Viral sequence diversity: challenges for AIDS vaccine designs

Abstract

Among the greatest challenges facing AIDS vaccine development is the intrinsic diversity among circulating populations of HIV-1 in various geographical locations and the need to develop vaccines that can elicit enduring protective immunity to variant HIV-1 strains. While variation is observed in all of the viral proteins, the greatest diversity is localized to the viral envelope glycoproteins, evidently reflecting the predominant role of these proteins in eliciting host immune recognition and responses that result in progressive evolution of the envelope proteins during persistent infection. Interestingly, while envelope glycoprotein variation is widely assumed to be a major obstacle to AIDS vaccine development, there is very little experimental data in animal or human lentivirus systems addressing this critical issue. In this review, the state of vaccine development to address envelope diversity will be presented, focusing on the use of centralized and polyvalent sequence design as mechanisms to elicit broadly reactive immune responses.

Figure 1. Genomic organization of the HIV-1 proviral genome

Structural and enzymatic proteins are encoded by the gag, pol and env genes. Regulatory gene products are encoded by the tat and rev genes and the major regulatory proteins are encoded by the vif, vpu, vpr and nef. The long terminal repeats (LTRs) are sites for initiation of viral RNA synthesis and necessary for proviral integration into host cell chromosomes.

Figure 2. Schematic of HIV-1 envelope

(A) shows the division of Env_gp160 into Env_gp120 and Env_gp41, as well as the regions of envelope and their location within Env_gp120 and Env_gp41. (B) A schematic of folded Env_gp120. The constant regions are shown in blue with the variable regions shown in purple. Disulfide bonds are shown in green. ICD: Intracytoplasmic domain.

Figure 3. HIV-1 is divided into three groups: (M) main, (O) outlier and (N) non-M/non-O

Groups M, O and N are shown as large ovals. Group M is further divided into clades, which are shown as small ovals arrows pointing from the group M oval. Clades A and F have also been further divided into A1/A2 and F1/F2.

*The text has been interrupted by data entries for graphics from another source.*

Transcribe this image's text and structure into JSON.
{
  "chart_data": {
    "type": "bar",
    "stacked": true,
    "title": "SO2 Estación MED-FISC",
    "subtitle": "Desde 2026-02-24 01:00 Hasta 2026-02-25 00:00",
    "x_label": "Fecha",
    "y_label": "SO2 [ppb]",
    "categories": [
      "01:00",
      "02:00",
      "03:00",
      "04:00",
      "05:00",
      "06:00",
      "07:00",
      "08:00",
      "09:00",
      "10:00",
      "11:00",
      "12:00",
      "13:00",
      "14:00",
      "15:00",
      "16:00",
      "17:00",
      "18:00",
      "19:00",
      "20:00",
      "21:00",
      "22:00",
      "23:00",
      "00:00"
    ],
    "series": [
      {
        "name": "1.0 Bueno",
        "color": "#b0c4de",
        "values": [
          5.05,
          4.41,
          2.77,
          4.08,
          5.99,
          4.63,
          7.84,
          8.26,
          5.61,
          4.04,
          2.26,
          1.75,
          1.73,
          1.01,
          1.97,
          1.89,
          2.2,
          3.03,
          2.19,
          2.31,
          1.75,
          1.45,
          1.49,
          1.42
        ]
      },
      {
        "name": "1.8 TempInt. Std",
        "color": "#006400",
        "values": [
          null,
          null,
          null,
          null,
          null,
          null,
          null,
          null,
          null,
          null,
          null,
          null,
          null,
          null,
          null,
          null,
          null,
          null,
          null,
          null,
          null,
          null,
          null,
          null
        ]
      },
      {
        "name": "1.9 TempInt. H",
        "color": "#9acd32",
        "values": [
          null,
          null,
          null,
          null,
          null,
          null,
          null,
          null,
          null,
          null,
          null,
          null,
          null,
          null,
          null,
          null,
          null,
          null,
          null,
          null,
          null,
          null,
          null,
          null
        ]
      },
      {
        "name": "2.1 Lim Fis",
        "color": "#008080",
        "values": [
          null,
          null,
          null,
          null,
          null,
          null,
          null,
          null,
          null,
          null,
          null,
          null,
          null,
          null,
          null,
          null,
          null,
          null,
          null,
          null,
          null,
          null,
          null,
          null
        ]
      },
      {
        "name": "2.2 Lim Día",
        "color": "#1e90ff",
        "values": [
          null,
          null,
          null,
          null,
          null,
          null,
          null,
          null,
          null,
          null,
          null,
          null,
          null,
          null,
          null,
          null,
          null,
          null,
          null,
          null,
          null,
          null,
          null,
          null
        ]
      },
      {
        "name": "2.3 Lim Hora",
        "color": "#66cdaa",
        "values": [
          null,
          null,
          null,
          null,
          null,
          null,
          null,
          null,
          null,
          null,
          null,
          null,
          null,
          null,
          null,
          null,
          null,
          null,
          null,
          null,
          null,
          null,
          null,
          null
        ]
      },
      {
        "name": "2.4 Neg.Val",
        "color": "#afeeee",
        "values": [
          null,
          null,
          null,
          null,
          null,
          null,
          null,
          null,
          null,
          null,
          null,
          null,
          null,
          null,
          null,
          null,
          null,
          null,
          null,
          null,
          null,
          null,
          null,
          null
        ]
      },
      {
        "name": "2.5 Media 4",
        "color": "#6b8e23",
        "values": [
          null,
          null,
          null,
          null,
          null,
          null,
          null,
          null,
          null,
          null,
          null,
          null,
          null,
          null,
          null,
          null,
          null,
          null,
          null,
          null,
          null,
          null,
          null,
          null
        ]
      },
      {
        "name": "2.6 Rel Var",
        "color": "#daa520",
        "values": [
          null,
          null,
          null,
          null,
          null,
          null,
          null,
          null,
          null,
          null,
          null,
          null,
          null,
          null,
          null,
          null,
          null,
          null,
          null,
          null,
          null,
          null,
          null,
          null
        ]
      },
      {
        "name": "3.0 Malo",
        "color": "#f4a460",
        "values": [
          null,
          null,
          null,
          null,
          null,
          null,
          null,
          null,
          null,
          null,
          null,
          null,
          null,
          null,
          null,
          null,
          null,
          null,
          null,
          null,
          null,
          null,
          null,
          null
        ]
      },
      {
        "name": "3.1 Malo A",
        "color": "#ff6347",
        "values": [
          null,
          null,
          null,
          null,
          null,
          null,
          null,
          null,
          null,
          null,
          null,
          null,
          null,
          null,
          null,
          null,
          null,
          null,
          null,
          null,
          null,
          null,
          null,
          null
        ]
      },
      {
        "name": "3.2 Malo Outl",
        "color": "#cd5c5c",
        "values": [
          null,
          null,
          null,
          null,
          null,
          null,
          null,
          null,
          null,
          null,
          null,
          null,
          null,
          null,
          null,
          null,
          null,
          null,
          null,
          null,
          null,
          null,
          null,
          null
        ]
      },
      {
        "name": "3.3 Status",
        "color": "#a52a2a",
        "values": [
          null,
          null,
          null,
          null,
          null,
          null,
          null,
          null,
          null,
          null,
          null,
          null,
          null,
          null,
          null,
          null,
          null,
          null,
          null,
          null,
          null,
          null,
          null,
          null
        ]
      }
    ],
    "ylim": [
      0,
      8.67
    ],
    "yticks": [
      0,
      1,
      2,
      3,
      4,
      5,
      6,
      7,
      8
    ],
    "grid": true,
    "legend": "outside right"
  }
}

Figure 4. Centralized vaccines

Three methods of developing a centralized vaccine. (A) Ancestral vaccine. This method of centralization utilizes the theoretical ancestor that gave rise to the phylogenetic tree. The location of the ancestral vaccine is shown with a green dot. (B) Center of the tree. This method of centralization generates a sequence that is equidistant to all points of the phylogenetic tree. The approximate location of the vaccine sequence is shown with a green dot. (C) Consensus vaccine. A consensus sequence was generated from the seven sample envelope sequences by assigning the most common amino acid at each position in the amino acid sequence.

Figure 5. Polyvalent vaccines

Three main methods of developing a polyvalent vaccine. (A) Single-component vaccine. These polyvalent vaccines are composed of a single repeated component shown as an oval. These vaccines can be based on a single clade shown in blue or multiple clades as demonstrated by multiple colors. (B) Multiple-component vaccine. These polyvalent vaccines are composed of two or more target proteins and can also be based on single or multiple clades. One antigen is shown as a square with the second antigen being shown as an oval. (C) Polyvalent peptide vaccines. These vaccines are designed to present the most common cellular epitopes from a population of sequences to the immune system. The different colors represent different epitopes.